Method 4 of 4: Have a Productive Conversation
Step 1. Be direct and explain the need to check his room
Tell him what the reasons were for searching through his things and be direct if you have found questionable evidence. Don't try to trick him by asking if he has done something wrong, as he is probably lying to protect himself. If you have found disturbing evidence, show them directly and ask them to clarify things for you.
- For example, you can say "You have been very reserved lately and have been going to bed very late. I have searched your room because I want to make sure that you are not doing something that could harm you or others. While searching, I have found this … Can you explain to me why you have this? "

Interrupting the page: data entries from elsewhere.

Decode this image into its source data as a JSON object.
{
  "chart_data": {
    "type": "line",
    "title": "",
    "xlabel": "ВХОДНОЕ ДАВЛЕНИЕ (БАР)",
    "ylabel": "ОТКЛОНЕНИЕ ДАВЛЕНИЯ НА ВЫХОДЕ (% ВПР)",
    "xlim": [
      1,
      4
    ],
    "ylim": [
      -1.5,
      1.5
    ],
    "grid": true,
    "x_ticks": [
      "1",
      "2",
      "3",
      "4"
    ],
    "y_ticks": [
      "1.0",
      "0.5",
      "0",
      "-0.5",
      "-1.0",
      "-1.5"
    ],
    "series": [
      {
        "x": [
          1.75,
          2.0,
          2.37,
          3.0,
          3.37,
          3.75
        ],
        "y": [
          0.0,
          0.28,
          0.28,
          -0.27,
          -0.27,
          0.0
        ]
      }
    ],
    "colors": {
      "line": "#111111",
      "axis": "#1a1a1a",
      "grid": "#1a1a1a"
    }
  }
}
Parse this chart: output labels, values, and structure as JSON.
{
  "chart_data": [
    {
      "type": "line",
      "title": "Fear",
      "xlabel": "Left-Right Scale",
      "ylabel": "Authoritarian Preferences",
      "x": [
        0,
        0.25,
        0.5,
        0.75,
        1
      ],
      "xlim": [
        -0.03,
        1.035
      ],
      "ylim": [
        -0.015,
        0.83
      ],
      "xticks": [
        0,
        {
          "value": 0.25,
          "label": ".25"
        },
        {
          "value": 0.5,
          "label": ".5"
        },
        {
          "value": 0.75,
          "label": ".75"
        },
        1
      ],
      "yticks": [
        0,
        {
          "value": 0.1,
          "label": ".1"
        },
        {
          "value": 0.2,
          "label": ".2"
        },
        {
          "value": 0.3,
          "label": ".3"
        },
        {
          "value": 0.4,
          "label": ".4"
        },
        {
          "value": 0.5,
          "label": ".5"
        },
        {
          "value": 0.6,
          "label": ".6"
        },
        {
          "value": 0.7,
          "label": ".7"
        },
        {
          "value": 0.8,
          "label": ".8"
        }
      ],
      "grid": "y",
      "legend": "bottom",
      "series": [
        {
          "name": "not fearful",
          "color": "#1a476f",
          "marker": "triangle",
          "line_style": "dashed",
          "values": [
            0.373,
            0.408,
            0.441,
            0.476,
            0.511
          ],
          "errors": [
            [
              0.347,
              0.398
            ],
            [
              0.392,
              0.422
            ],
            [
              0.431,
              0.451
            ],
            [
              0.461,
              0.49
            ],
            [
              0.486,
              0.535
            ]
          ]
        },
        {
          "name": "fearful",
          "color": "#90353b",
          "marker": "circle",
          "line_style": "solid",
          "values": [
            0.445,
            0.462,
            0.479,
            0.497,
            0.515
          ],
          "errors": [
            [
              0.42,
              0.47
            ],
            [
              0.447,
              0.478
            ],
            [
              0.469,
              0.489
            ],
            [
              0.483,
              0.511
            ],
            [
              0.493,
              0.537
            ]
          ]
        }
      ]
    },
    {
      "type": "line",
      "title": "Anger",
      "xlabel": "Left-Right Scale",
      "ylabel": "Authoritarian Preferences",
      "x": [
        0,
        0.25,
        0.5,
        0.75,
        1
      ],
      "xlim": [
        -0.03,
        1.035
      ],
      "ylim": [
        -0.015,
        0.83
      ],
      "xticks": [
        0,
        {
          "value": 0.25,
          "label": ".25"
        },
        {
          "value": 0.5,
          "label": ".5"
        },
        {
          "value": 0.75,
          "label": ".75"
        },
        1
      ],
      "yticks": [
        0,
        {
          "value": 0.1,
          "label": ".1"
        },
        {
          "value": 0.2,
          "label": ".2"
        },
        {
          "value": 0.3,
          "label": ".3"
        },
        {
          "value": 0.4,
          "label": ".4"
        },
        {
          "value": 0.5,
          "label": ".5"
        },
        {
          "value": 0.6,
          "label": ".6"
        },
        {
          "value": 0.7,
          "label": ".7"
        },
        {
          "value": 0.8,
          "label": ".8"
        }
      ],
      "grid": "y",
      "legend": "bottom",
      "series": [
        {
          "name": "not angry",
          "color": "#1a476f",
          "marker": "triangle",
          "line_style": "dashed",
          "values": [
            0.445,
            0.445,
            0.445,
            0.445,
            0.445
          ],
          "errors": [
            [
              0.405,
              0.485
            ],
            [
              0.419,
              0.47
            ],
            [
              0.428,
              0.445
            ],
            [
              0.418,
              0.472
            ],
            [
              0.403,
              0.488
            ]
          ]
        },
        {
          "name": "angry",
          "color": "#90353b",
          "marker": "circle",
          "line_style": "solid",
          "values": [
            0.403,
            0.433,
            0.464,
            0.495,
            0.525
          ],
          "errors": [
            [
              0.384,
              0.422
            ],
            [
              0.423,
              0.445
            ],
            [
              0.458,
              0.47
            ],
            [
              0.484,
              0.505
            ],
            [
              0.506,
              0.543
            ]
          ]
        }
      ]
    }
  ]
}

- This direct and honest method will allow you to understand that what is happening is the result of your own actions.
Step 2. Look at the indicators of a possible lie
If you suspect that your child is lying, explain that this behavior is unacceptable, and clarify what the consequences are (that is, the loss of certain privileges). To know if he is lying, pay attention to the following indicators:
- Do you notice an expression of surprise (raised eyebrows, open mouth and horizontal wrinkles on the forehead) when approaching a certain topic or asking certain questions?
- Do you have a fearful expression (tightly open mouth, close-knit brows, raised upper eyelids and tense lower eyelids, etc.) when approaching a certain topic or asking certain questions?
- Are you relieved when you change the subject?
- Does he answer your questions as if he had previously rehearsed them?
- Are your answers evasive?
- Are you formulating answers that are too detailed to fill in the gaps?
- Do you have a discrepancy between what you say you feel and your facial expressions and body language?
Step 3. Avoid criticizing or reprimanding him
On some occasions, your child may mention details about himself or his friends without meaning to be alarming to you. Tell him immediately why what he said is wrong. Unless your child tells you things that could threaten his physical integrity, avoid scolding him. Instead, listen carefully to it.
Step 4. Learn as much as possible while talking to you
Then, if you need to pick up on a topic he brought up, ask a nonjudgmental question to better understand it, rather than scolding him.
- For example, you can say, "You said that Marcos might be using drugs. What do you think about it?"
- Asking him a question will help you get to know his perspective without unnecessarily scolding him, as this will only make him shut down and not want to talk to you. In addition, your child will have the possibility to demonstrate that he is a person capable of making responsible decisions or being able to detect dangerous situations.
- If your child is innocent and finds out that you have rummaged through his things, you may break his trust for good. Make sure you have solid evidence before charging him or conducting a search.
- If he confronts you, don't make excuses. Just admit that you've checked his stuff. After all, you are trying to teach no hide things, right?